Considering the current crisis in the Middle East, The Winnipeg Jewish Film Festival and Dave Barber Cinematheque have determined it would be most respectful to postpone the Challah-Ween: A Night of Jewish Horror Films until another time.
We’ve all heard word of the fantastical and frightening world of Jewish spirits and monsters such as Dybbuks (possessing spirits) and Golems (creatures made of mud or dust brought to life through Hebrew letters and incantations). Though North American horror movies have largely borrowed from Christian and Pagan concepts of the supernatural, there is a growing body of cinema, from arthouse to mainstream, finding inspiration in other traditions, including the fascinating and ancient supernatural world of the Jewish imagination.
Presented by The Dave Barber Cinematheque and Winnipeg International Jewish Film Festival.
2019, USA, 99 min
English, Hebrew and Yiddish with English subtitles
The Vigil is a supernatural horror film set over the course of a single evening in Brooklyn’s Hasidic Borough Park neighborhood. Low on funds and having recently left his insular religious community, Yakov reluctantly accepts an offer from his former rabbi and confidante to take on the responsibility of an overnight “shomer,” fulfilling the Jewish practice of watching over the body of a deceased community member. Shortly after arriving at the recently departed’s house to sit the vigil, Yakov begins to realize that something is very, very wrong.

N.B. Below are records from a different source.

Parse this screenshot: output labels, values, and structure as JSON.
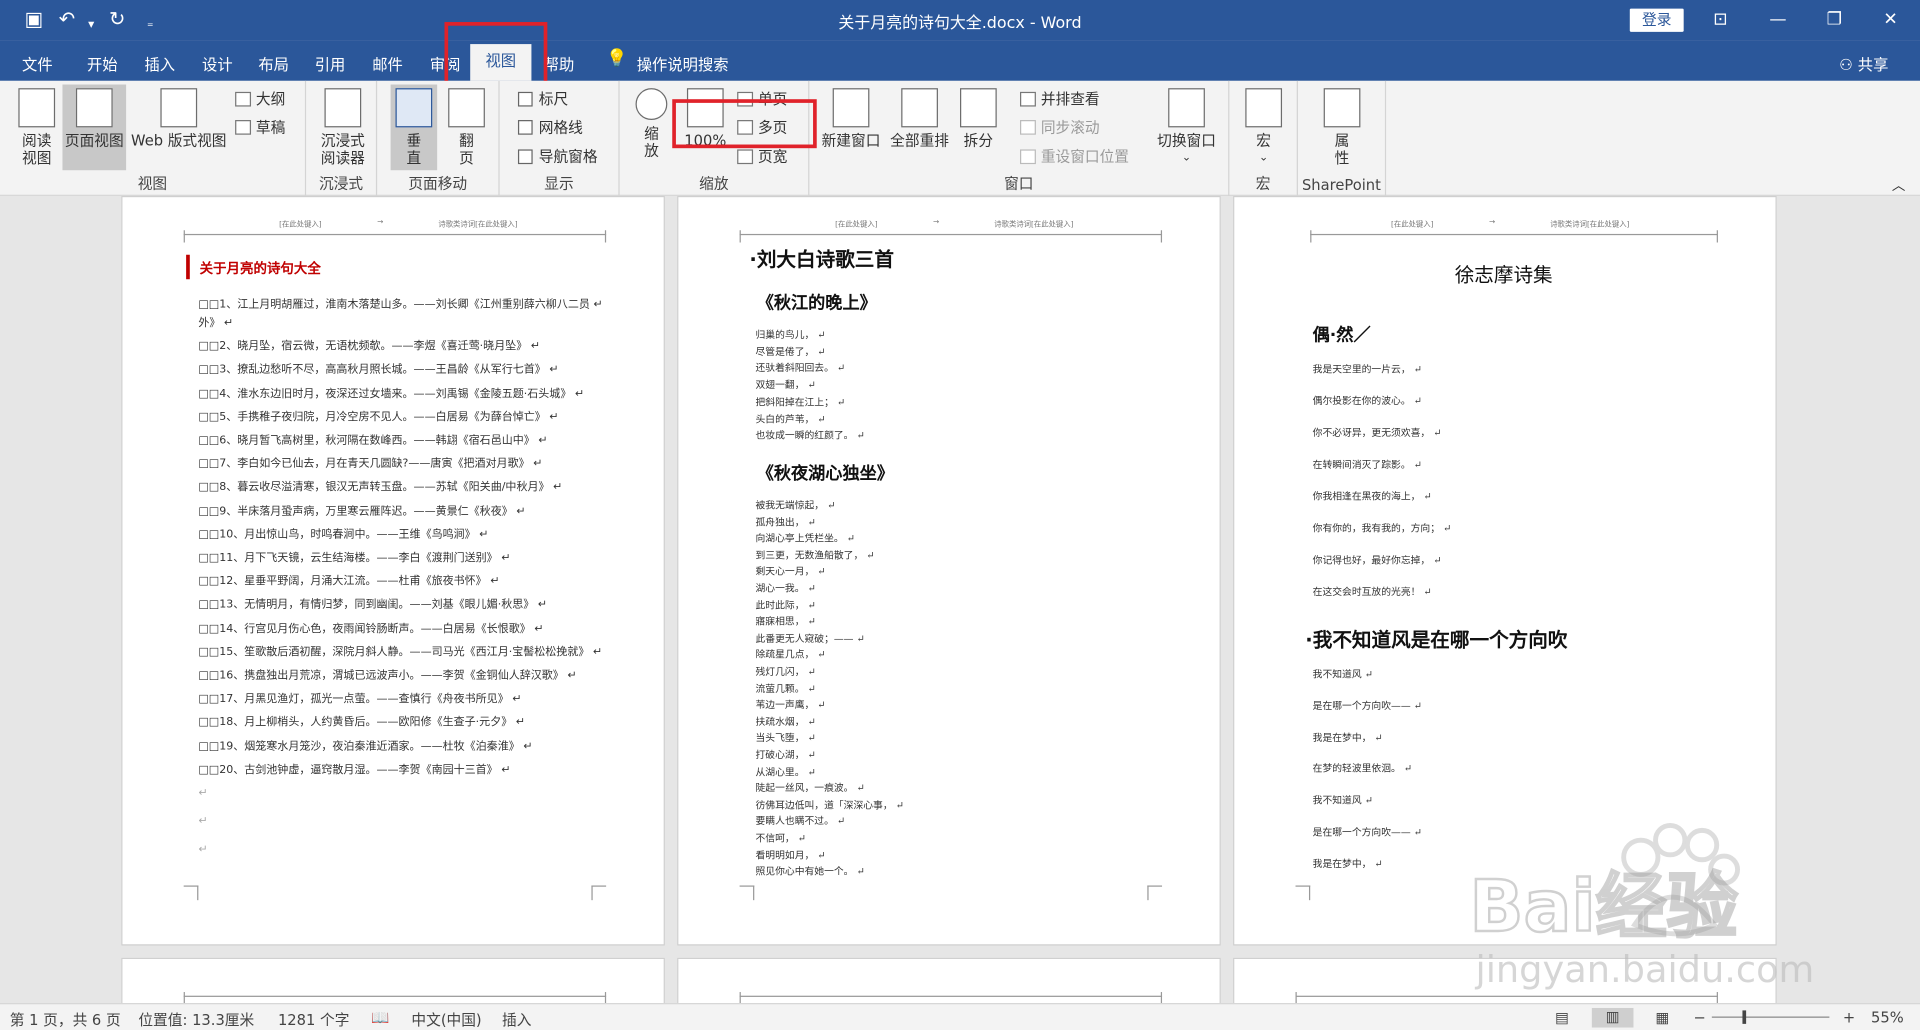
{
  "window": {
    "title": "关于月亮的诗句大全.docx  -  Word",
    "signin": "登录"
  },
  "tabs": [
    "文件",
    "开始",
    "插入",
    "设计",
    "布局",
    "引用",
    "邮件",
    "审阅",
    "视图",
    "帮助"
  ],
  "tellme": "操作说明搜索",
  "share": "共享",
  "ribbon": {
    "views": {
      "read": "阅读\n视图",
      "print": "页面视图",
      "web": "Web 版式视图",
      "outline": "大纲",
      "draft": "草稿",
      "label": "视图"
    },
    "immersive": {
      "reader": "沉浸式\n阅读器",
      "label": "沉浸式"
    },
    "move": {
      "vertical": "垂\n直",
      "side": "翻\n页",
      "label": "页面移动"
    },
    "show": {
      "ruler": "标尺",
      "grid": "网格线",
      "nav": "导航窗格",
      "label": "显示"
    },
    "zoom": {
      "zoom": "缩\n放",
      "pct": "100%",
      "one": "单页",
      "multi": "多页",
      "width": "页宽",
      "label": "缩放"
    },
    "window": {
      "new": "新建窗口",
      "arrange": "全部重排",
      "split": "拆分",
      "sidebyside": "并排查看",
      "sync": "同步滚动",
      "reset": "重设窗口位置",
      "switch": "切换窗口",
      "label": "窗口"
    },
    "macros": {
      "macro": "宏",
      "label": "宏"
    },
    "sharepoint": {
      "prop": "属\n性",
      "label": "SharePoint"
    }
  },
  "pages": {
    "hdr_left": "[在此处键入]",
    "hdr_mid": "诗歌类诗词[在此处键入]",
    "p1": {
      "title": "关于月亮的诗句大全",
      "lines": [
        "□□1、江上月明胡雁过，淮南木落楚山多。——刘长卿《江州重别薛六柳八二员",
        "外》",
        "□□2、晓月坠，宿云微，无语枕频欹。——李煜《喜迁莺·晓月坠》",
        "□□3、撩乱边愁听不尽，高高秋月照长城。——王昌龄《从军行七首》",
        "□□4、淮水东边旧时月，夜深还过女墙来。——刘禹锡《金陵五题·石头城》",
        "□□5、手携稚子夜归院，月冷空房不见人。——白居易《为薛台悼亡》",
        "□□6、晓月暂飞高树里，秋河隔在数峰西。——韩翃《宿石邑山中》",
        "□□7、李白如今已仙去，月在青天几圆缺?——唐寅《把酒对月歌》",
        "□□8、暮云收尽溢清寒，银汉无声转玉盘。——苏轼《阳关曲/中秋月》",
        "□□9、半床落月蛩声病，万里寒云雁阵迟。——黄景仁《秋夜》",
        "□□10、月出惊山鸟，时鸣春涧中。——王维《鸟鸣涧》",
        "□□11、月下飞天镜，云生结海楼。——李白《渡荆门送别》",
        "□□12、星垂平野阔，月涌大江流。——杜甫《旅夜书怀》",
        "□□13、无情明月，有情归梦，同到幽闺。——刘基《眼儿媚·秋思》",
        "□□14、行宫见月伤心色，夜雨闻铃肠断声。——白居易《长恨歌》",
        "□□15、笙歌散后酒初醒，深院月斜人静。——司马光《西江月·宝髻松松挽就》",
        "□□16、携盘独出月荒凉，渭城已远波声小。——李贺《金铜仙人辞汉歌》",
        "□□17、月黑见渔灯，孤光一点萤。——查慎行《舟夜书所见》",
        "□□18、月上柳梢头，人约黄昏后。——欧阳修《生查子·元夕》",
        "□□19、烟笼寒水月笼沙，夜泊秦淮近酒家。——杜牧《泊秦淮》",
        "□□20、古剑池钟虚，逼窍散月湿。——李贺《南园十三首》"
      ]
    },
    "p2": {
      "title": "·刘大白诗歌三首",
      "s1": "《秋江的晚上》",
      "s1lines": [
        "归巢的鸟儿，",
        "尽管是倦了，",
        "还驮着斜阳回去。",
        "双翅一翻，",
        "把斜阳掉在江上；",
        "头白的芦苇，",
        "也妆成一瞬的红颜了。"
      ],
      "s2": "《秋夜湖心独坐》",
      "s2lines": [
        "被我无端惊起，",
        "孤舟独出，",
        "向湖心亭上凭栏坐。",
        "到三更，无数渔船散了，",
        "剩天心一月，",
        "湖心一我。",
        "此时此际，",
        "寤寐相思，",
        "此番更无人窥破；——",
        "除疏星几点，",
        "残灯几闪，",
        "流萤几颗。",
        "苇边一声鹰，",
        "扶疏水烟，",
        "当头飞堕，",
        "打破心湖，",
        "从湖心里。",
        "陡起一丝风，一痕波。",
        "彷佛耳边低叫，道「深深心事，",
        "要瞒人也瞒不过。",
        "不信呵，",
        "看明明如月，",
        "照见你心中有她一个。"
      ]
    },
    "p3": {
      "title": "徐志摩诗集",
      "s1": "偶·然／",
      "s1lines": [
        "我是天空里的一片云，",
        "偶尔投影在你的波心。",
        "你不必讶异，更无须欢喜，",
        "在转瞬间消灭了踪影。",
        "你我相逢在黑夜的海上，",
        "你有你的，我有我的，方向；",
        "你记得也好，最好你忘掉，",
        "在这交会时互放的光亮！"
      ],
      "s2": "·我不知道风是在哪一个方向吹",
      "s2lines": [
        "我不知道风",
        "是在哪一个方向吹——",
        "我是在梦中，",
        "在梦的轻波里依洄。",
        "我不知道风",
        "是在哪一个方向吹——",
        "我是在梦中，"
      ]
    }
  },
  "status": {
    "page": "第 1 页，共 6 页",
    "pos": "位置值: 13.3厘米",
    "words": "1281 个字",
    "lang": "中文(中国)",
    "mode": "插入",
    "zoom": "55%"
  },
  "watermark": {
    "brand": "Bai经验",
    "url": "jingyan.baidu.com"
  }
}
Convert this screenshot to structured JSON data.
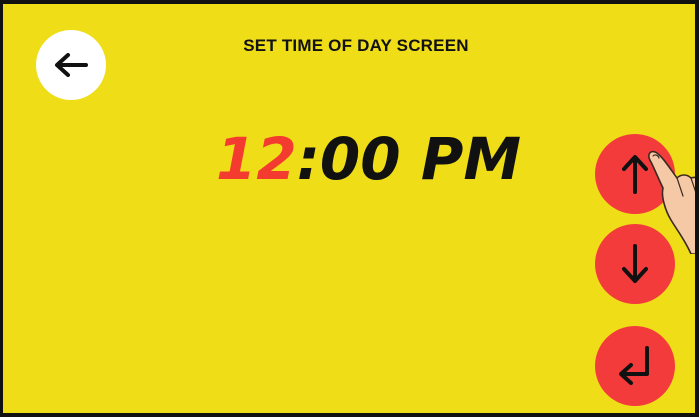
{
  "title": "SET TIME OF DAY SCREEN",
  "time": {
    "hour": "12",
    "rest": ":00 PM"
  },
  "icons": {
    "back": "arrow-left-icon",
    "up": "arrow-up-icon",
    "down": "arrow-down-icon",
    "enter": "enter-return-icon",
    "pointer": "pointing-hand-icon"
  },
  "colors": {
    "background": "#efdd18",
    "hour_accent": "#f43b2f",
    "button": "#f43b3b",
    "back_button": "#ffffff",
    "text": "#111111"
  }
}
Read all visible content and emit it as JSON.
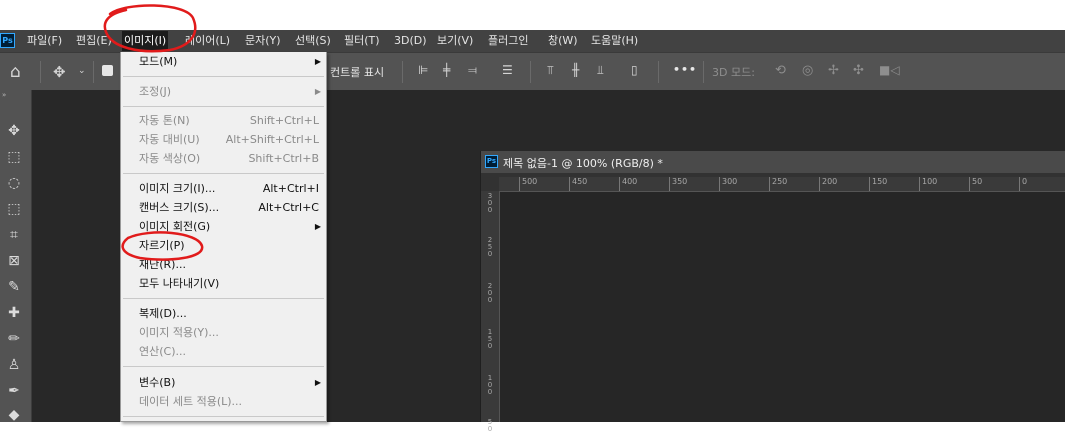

“There is an eerie creepiness about The Vigil which is both terrifying and impressive in its treatment of folklore and old superstition.” – Linda Marric , The Jewish Chronical
“Keith Thomas’ demonic Jewish horror freak-out summons the spectre of The Exorcist.” – Randy Myers, San Jose Mercury News
Plays with Demon Box, Dir. Sean Wainsteim, 14 mins, 2023, Canada
Tired of constantly getting rejected by film festivals, Toronto filmmaker Sean Wainsteim goes over everything that is wrong about his short film about the Holocaust. Inspired by dark fairytales and Jewish folklore, this brilliant film-within-a-film explores how young Jews today are still being affected by generational trauma.